Supercomputer clusters can have a large number of nodes , but not enough to let all their users run simultaneously, and at the scale that they want. Therefore, users are asked to submit jobs , which may start executing immediately, or may have to wait until resources are available.

The decision when to run a job, and what resources to give it, is not done by a human operator, but by software called a batch system . (The Stampede cluster at TACC ran close to 10 million jobs over its lifetime, which corresponds to starting a job every 20 seconds.)

This tutorial will cover the basics of such systems, and in particular SLURM .

52.1 Cluster structure

crumb trail: > slurm > Cluster structure

A supercomputer cluster usually has two types of nodes:

  • login nodes , and
  • compute nodes .

When you make an ssh connection to a cluster, you are connecting to a login node. The number of login nodes is small, typically less than half a dozen.

Exercise

Connect to your favourite cluster. How many people are on that login node? If you disconnect and reconnect, do you find yourself on the same login node?

Compute nodes are where your jobs are run. Different clusters have different structures here:

  • Compute nodes can be shared between users, or they can be assigned exclusively.

    • Sharing makes sense if user jobs have less parallelisn than the core count of a node.
    • \ldots~on the other hand, it means that users sharing a node can interfere with each other's jobs, with one job using up memory or bandwidth that the other job needs.
    • With exclusive nodes, a~job has access to all the memory and all the bandwidth of that node.
  • Clusters can homogeneous, having the same processor type on each compute node, or they can have more than one processor type. For instance, the TACC Stampede2 cluster has Intel Knightslanding and Intel Skylake nodes.
  • Often, clusters have a number of `large memory' nodes, on the order of a Terabyte of memory or more. Because of the cost of such hardware, there is usually only a small number of these nodes.

52.2 Queues

crumb trail: > slurm > Queues

Jobs often can not start immediately, because not enough resources are available, or because other jobs may have higher priority (see section~ 52.7 ). It is thus typical for a job to be put on a queue , scheduled, and started, by a batch system such as SLURM .

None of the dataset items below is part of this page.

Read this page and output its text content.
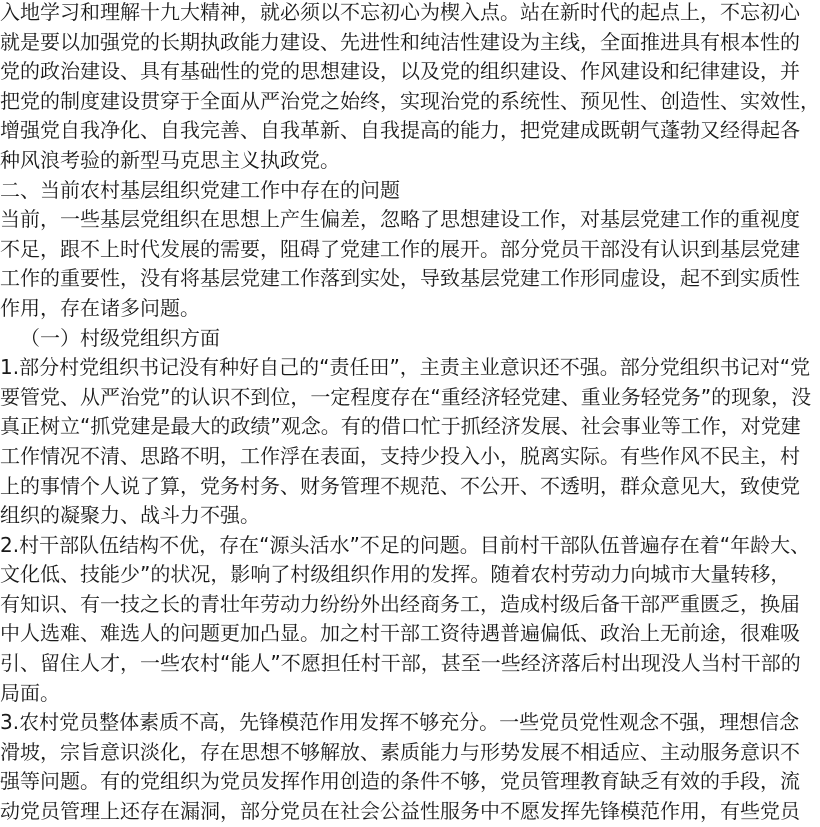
入地学习和理解十九大精神，就必须以不忘初心为楔入点。站在新时代的起点上，不忘初心
就是要以加强党的长期执政能力建设、先进性和纯洁性建设为主线，全面推进具有根本性的
党的政治建设、具有基础性的党的思想建设，以及党的组织建设、作风建设和纪律建设，并
把党的制度建设贯穿于全面从严治党之始终，实现治党的系统性、预见性、创造性、实效性，
增强党自我净化、自我完善、自我革新、自我提高的能力，把党建成既朝气蓬勃又经得起各
种风浪考验的新型马克思主义执政党。
二、当前农村基层组织党建工作中存在的问题
当前，一些基层党组织在思想上产生偏差，忽略了思想建设工作，对基层党建工作的重视度
不足，跟不上时代发展的需要，阻碍了党建工作的展开。部分党员干部没有认识到基层党建
工作的重要性，没有将基层党建工作落到实处，导致基层党建工作形同虚设，起不到实质性
作用，存在诸多问题。
（一）村级党组织方面
1.部分村党组织书记没有种好自己的“责任田”，主责主业意识还不强。部分党组织书记对“党
要管党、从严治党”的认识不到位，一定程度存在“重经济轻党建、重业务轻党务”的现象，没
真正树立“抓党建是最大的政绩”观念。有的借口忙于抓经济发展、社会事业等工作，对党建
工作情况不清、思路不明，工作浮在表面，支持少投入小，脱离实际。有些作风不民主，村
上的事情个人说了算，党务村务、财务管理不规范、不公开、不透明，群众意见大，致使党
组织的凝聚力、战斗力不强。
2.村干部队伍结构不优，存在“源头活水”不足的问题。目前村干部队伍普遍存在着“年龄大、
文化低、技能少”的状况，影响了村级组织作用的发挥。随着农村劳动力向城市大量转移，
有知识、有一技之长的青壮年劳动力纷纷外出经商务工，造成村级后备干部严重匮乏，换届
中人选难、难选人的问题更加凸显。加之村干部工资待遇普遍偏低、政治上无前途，很难吸
引、留住人才，一些农村“能人”不愿担任村干部，甚至一些经济落后村出现没人当村干部的
局面。
3.农村党员整体素质不高，先锋模范作用发挥不够充分。一些党员党性观念不强，理想信念
滑坡，宗旨意识淡化，存在思想不够解放、素质能力与形势发展不相适应、主动服务意识不
强等问题。有的党组织为党员发挥作用创造的条件不够，党员管理教育缺乏有效的手段，流
动党员管理上还存在漏洞，部分党员在社会公益性服务中不愿发挥先锋模范作用，有些党员
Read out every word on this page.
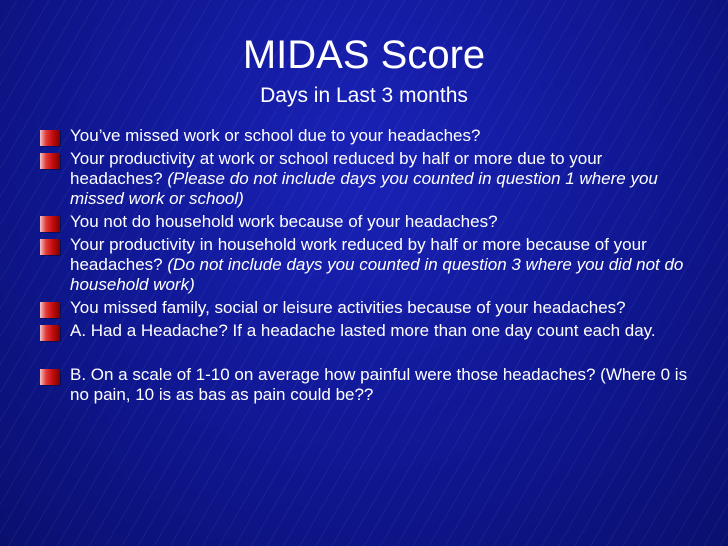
MIDAS Score
Days in Last 3 months
You’ve missed work or school due to your headaches?
Your productivity at work or school reduced by half or more due to your headaches? (Please do not include days you counted in question 1 where you missed work or school)
You not do household work because of your headaches?
Your productivity in household work reduced by half or more because of your headaches? (Do not include days you counted in question 3 where you did not do household work)
You missed family, social or leisure activities because of your headaches?
A. Had a Headache? If a headache lasted more than one day count each day.
B. On a scale of 1-10 on average how painful were those headaches? (Where 0 is no pain, 10 is as bas as pain could be??
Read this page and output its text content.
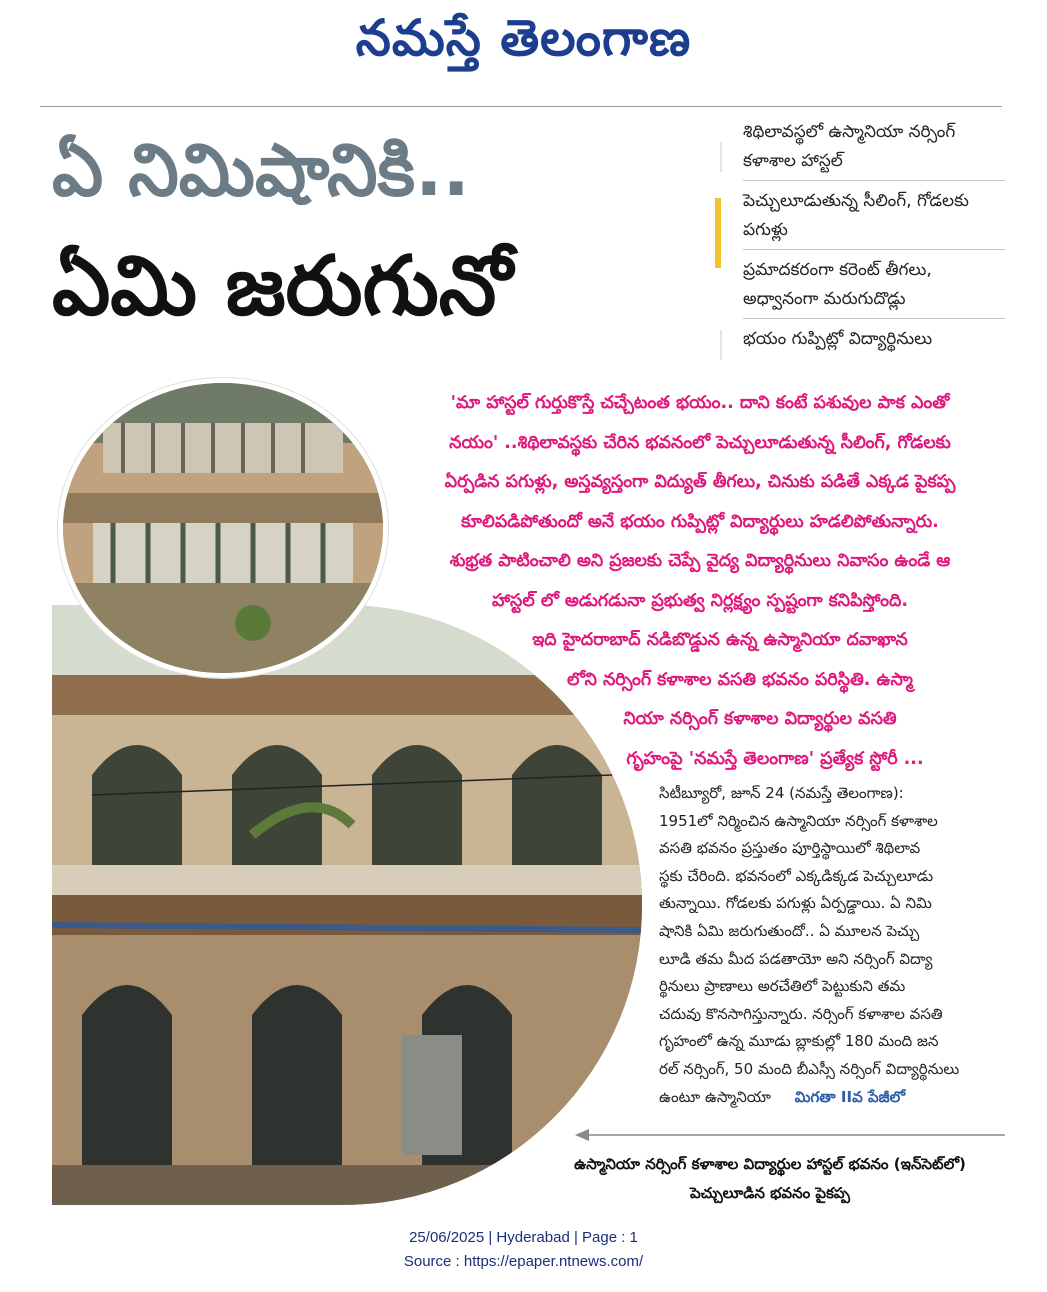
నమస్తే తెలంగాణ
ఏ నిమిషానికి..
ఏమి జరుగునో
శిథిలావస్థలో ఉస్మానియా నర్సింగ్ కళాశాల హాస్టల్
పెచ్చులూడుతున్న సీలింగ్, గోడలకు పగుళ్లు
ప్రమాదకరంగా కరెంట్ తీగలు, అధ్వానంగా మరుగుదొడ్లు
భయం గుప్పిట్లో విద్యార్థినులు
'మా హాస్టల్ గుర్తుకొస్తే చచ్చేటంత భయం.. దాని కంటే పశువుల పాక ఎంతో
నయం' ..శిథిలావస్థకు చేరిన భవనంలో పెచ్చులూడుతున్న సీలింగ్, గోడలకు
ఏర్పడిన పగుళ్లు, అస్తవ్యస్తంగా విద్యుత్ తీగలు, చినుకు పడితే ఎక్కడ పైకప్ప
కూలిపడిపోతుందో అనే భయం గుప్పిట్లో విద్యార్థులు హడలిపోతున్నారు.
శుభ్రత పాటించాలి అని ప్రజలకు చెప్పే వైద్య విద్యార్థినులు నివాసం ఉండే ఆ
హాస్టల్ లో అడుగడునా ప్రభుత్వ నిర్లక్ష్యం స్పష్టంగా కనిపిస్తోంది.
ఇది హైదరాబాద్ నడిబొడ్డున ఉన్న ఉస్మానియా దవాఖాన
లోని నర్సింగ్ కళాశాల వసతి భవనం పరిస్థితి. ఉస్మా
నియా నర్సింగ్ కళాశాల విద్యార్థుల వసతి
గృహంపై 'నమస్తే తెలంగాణ' ప్రత్యేక స్టోరీ ...
సిటీబ్యూరో, జూన్ 24 (నమస్తే తెలంగాణ):
1951లో నిర్మించిన ఉస్మానియా నర్సింగ్ కళాశాల
వసతి భవనం ప్రస్తుతం పూర్తిస్థాయిలో శిథిలావ
స్థకు చేరింది. భవనంలో ఎక్కడిక్కడ పెచ్చులూడు
తున్నాయి. గోడలకు పగుళ్లు ఏర్పడ్డాయి. ఏ నిమి
షానికి ఏమి జరుగుతుందో.. ఏ మూలన పెచ్చు
లూడి తమ మీద పడతాయో అని నర్సింగ్ విద్యా
ర్థినులు ప్రాణాలు అరచేతిలో పెట్టుకుని తమ
చదువు కొనసాగిస్తున్నారు. నర్సింగ్ కళాశాల వసతి
గృహంలో ఉన్న మూడు బ్లాకుల్లో 180 మంది జన
రల్ నర్సింగ్, 50 మంది బీఎస్సీ నర్సింగ్ విద్యార్థినులు
ఉంటూ ఉస్మానియా మిగతా IIవ పేజీలో
ఉస్మానియా నర్సింగ్ కళాశాల విద్యార్థుల హాస్టల్ భవనం (ఇన్‌సెట్‌లో)
పెచ్చులూడిన భవనం పైకప్ప
25/06/2025 | Hyderabad | Page : 1
Source : https://epaper.ntnews.com/
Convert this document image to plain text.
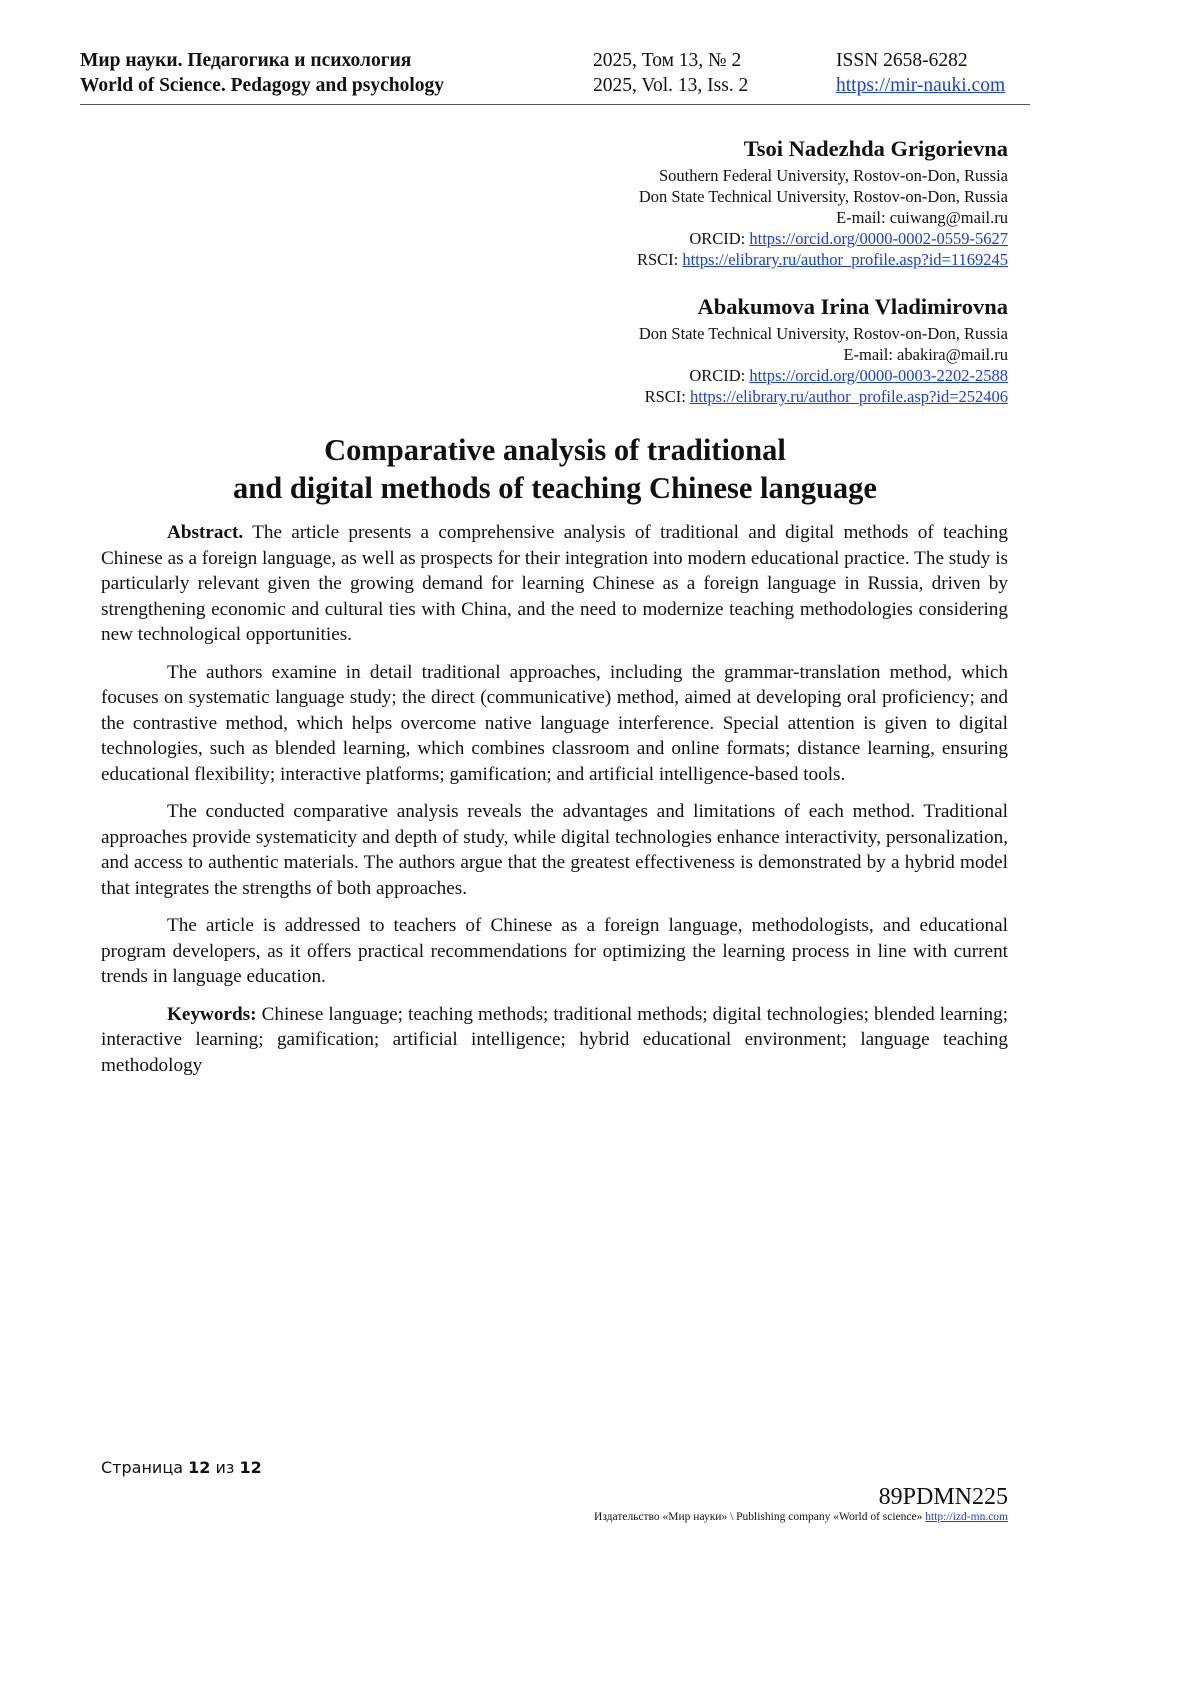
Мир науки. Педагогика и психология	2025, Том 13, № 2	ISSN 2658-6282
World of Science. Pedagogy and psychology	2025, Vol. 13, Iss. 2	https://mir-nauki.com
Tsoi Nadezhda Grigorievna
Southern Federal University, Rostov-on-Don, Russia
Don State Technical University, Rostov-on-Don, Russia
E-mail: cuiwang@mail.ru
ORCID: https://orcid.org/0000-0002-0559-5627
RSCI: https://elibrary.ru/author_profile.asp?id=1169245
Abakumova Irina Vladimirovna
Don State Technical University, Rostov-on-Don, Russia
E-mail: abakira@mail.ru
ORCID: https://orcid.org/0000-0003-2202-2588
RSCI: https://elibrary.ru/author_profile.asp?id=252406
Comparative analysis of traditional
and digital methods of teaching Chinese language

Abstract. The article presents a comprehensive analysis of traditional and digital methods of teaching Chinese as a foreign language, as well as prospects for their integration into modern educational practice. The study is particularly relevant given the growing demand for learning Chinese as a foreign language in Russia, driven by strengthening economic and cultural ties with China, and the need to modernize teaching methodologies considering new technological opportunities.

The authors examine in detail traditional approaches, including the grammar-translation method, which focuses on systematic language study; the direct (communicative) method, aimed at developing oral proficiency; and the contrastive method, which helps overcome native language interference. Special attention is given to digital technologies, such as blended learning, which combines classroom and online formats; distance learning, ensuring educational flexibility; interactive platforms; gamification; and artificial intelligence-based tools.

The conducted comparative analysis reveals the advantages and limitations of each method. Traditional approaches provide systematicity and depth of study, while digital technologies enhance interactivity, personalization, and access to authentic materials. The authors argue that the greatest effectiveness is demonstrated by a hybrid model that integrates the strengths of both approaches.

The article is addressed to teachers of Chinese as a foreign language, methodologists, and educational program developers, as it offers practical recommendations for optimizing the learning process in line with current trends in language education.

Keywords: Chinese language; teaching methods; traditional methods; digital technologies; blended learning; interactive learning; gamification; artificial intelligence; hybrid educational environment; language teaching methodology

Страница 12 из 12
89PDMN225
Издательство «Мир науки» \ Publishing company «World of science» http://izd-mn.com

Batch systems do not put all jobs in one big pool: jobs are submitted to any of a number of queues, that are all scheduled separately.

Queues can differ in the following ways:

  • If a cluster has different processor types, those are typically in different queues. Also, there may be separate queues for the nodes that have a GPU attched. Having multiple queues means you have to decide what processor type you want your job to run on, even if your executable is binary compatible with all of them.
  • There can be `development' queues, which have restrictive limits on runtime and node count, but where jobs typically start faster.
  • Some clusters have `premium' queues, which have a higher charge rate, but offer higher priority.
  • `Large memory nodes' are typically also in a queue of their own.
  • There can be further queues for jobs with large resource demands, such as large core counts, or longer-than-normal runtimes.

For slurm, the sinfo command can tell you much about the queues.

# what queues are there?
sinfo -o "%P"
# what queues are there, and what is their status?
sinfo -o "%20P %.5a"

Exercise

Enter these commands. How many queues are there? Are they all operational at the moment?

52.2.1 Queue limits

crumb trail: > slurm > Queues > Queue limits

Queues have limits on

  • the runtime of a job;
  • the node count of a job; or
  • how many jobs a user can have in that queue.

52.3 Job running

crumb trail: > slurm > Job running

There are two main ways of starting a job on a cluster that is managed by slurm. You can start a program run synchronously with srun , but this may hang until resources are available. In this section, therefore, we focus on asynchronously executing your program by submitting a job with sbatch .

52.3.1 The job submission cycle

crumb trail: > slurm > Job running > The job submission cycle

In order to run a batch job , you need to write a job script , or batch script . This script describes what program you will run, where its inputs and outputs are located, how many processes it can use, and how long it will run.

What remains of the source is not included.